In contrast to patients with de novo AML, patients with MDS or MDS-AML typically respond poorly to conventional induction chemotherapy [14, 15], which could be due to the existence of MDS blast cells with primary multidrug resistance (MDR) [16, 17]. It has been reported that RPL23 expression promotes MDR in gastric cancer cells by suppressing drug-induced apoptosis [18], and an enhanced antiapoptotic phenotype among higher-risk MDS patients has been shown to increase CD34+ cell resistance to chemotherapy [19]. Our previous studies showed that the CHG regimen for low-dose chemotherapy was partially effective at treating patients with higher-risk MDS [20, 21], and in the current study, we found that RPL23 over-expression was an inverse indicator of the treatment response to the CHG regimen among higher-risk MDS patients. Patients with elevated levels of RPL23 expression achieved significantly lower response (CR + mCR) rates when compared to those expressing normal levels of RPL23. As the combination of low-dose homoharringtonine and cytarabine has been shown to synergistically induce the apoptosis of blast cells [22], it is conceivable that elevated RPL23 expression (conferring potential apoptosis resistance, as described above) could predict a poor treatment response to CHG chemotherapy. The hypomethylating agent decitabine has demonstrated clinical efficacy in patients with higher-risk MDS [23]. We found that no differences in decitabine treatment response rates between patients with elevated RPL23 expression levels and those with normal RPL23 expression levels. This similar response rate may have been due to the mechanism of action of low-dose decitabine therapy; this treatment is thought to induce re-expression of tumor-suppressive genes via hypomethylation rather than by inducing apoptosis of blast cells [24]. Thus, it is possible that a hypomethylation agent would be more suitable than proapoptotic therapy for the treatment of MDS patients with increased levels of RPL23 expression.

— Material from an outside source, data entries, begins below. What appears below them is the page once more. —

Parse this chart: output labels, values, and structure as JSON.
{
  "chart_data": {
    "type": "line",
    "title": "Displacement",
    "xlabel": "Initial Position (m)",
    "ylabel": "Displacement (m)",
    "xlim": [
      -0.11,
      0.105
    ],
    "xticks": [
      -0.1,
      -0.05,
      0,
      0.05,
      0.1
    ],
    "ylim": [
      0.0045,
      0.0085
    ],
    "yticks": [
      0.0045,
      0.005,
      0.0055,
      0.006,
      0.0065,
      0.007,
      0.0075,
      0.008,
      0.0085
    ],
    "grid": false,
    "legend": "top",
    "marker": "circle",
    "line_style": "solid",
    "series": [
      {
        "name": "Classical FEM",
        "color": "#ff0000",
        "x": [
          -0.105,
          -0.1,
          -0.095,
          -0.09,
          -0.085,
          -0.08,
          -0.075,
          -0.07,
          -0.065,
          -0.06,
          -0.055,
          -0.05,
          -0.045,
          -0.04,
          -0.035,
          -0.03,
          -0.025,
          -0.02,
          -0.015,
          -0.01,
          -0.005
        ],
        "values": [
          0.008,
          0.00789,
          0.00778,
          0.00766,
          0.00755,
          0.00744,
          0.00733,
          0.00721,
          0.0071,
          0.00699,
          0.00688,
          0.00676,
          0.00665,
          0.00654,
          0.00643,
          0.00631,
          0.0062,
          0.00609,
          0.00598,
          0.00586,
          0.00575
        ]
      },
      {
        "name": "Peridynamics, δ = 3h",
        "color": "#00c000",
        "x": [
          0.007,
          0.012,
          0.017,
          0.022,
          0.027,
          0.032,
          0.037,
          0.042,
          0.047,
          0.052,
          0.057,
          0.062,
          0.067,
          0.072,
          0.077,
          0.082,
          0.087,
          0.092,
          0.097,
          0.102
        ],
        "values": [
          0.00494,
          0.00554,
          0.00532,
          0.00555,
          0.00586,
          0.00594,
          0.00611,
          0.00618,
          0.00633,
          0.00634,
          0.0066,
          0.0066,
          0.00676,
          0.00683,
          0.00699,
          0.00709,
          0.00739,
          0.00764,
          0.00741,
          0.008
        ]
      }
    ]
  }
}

In conclusion, RPL23 over-expression in patients with MDS is associated with abnormal blast resistance to apoptosis, which likely leads to disease progression and a poor prognosis. It is therefore conceivable that RPL23 over-expression could serve as an inverse indication for certain types of chemotherapy, such as the CHG regimen (but not decitabine therapy), in patients with higher-risk MDS.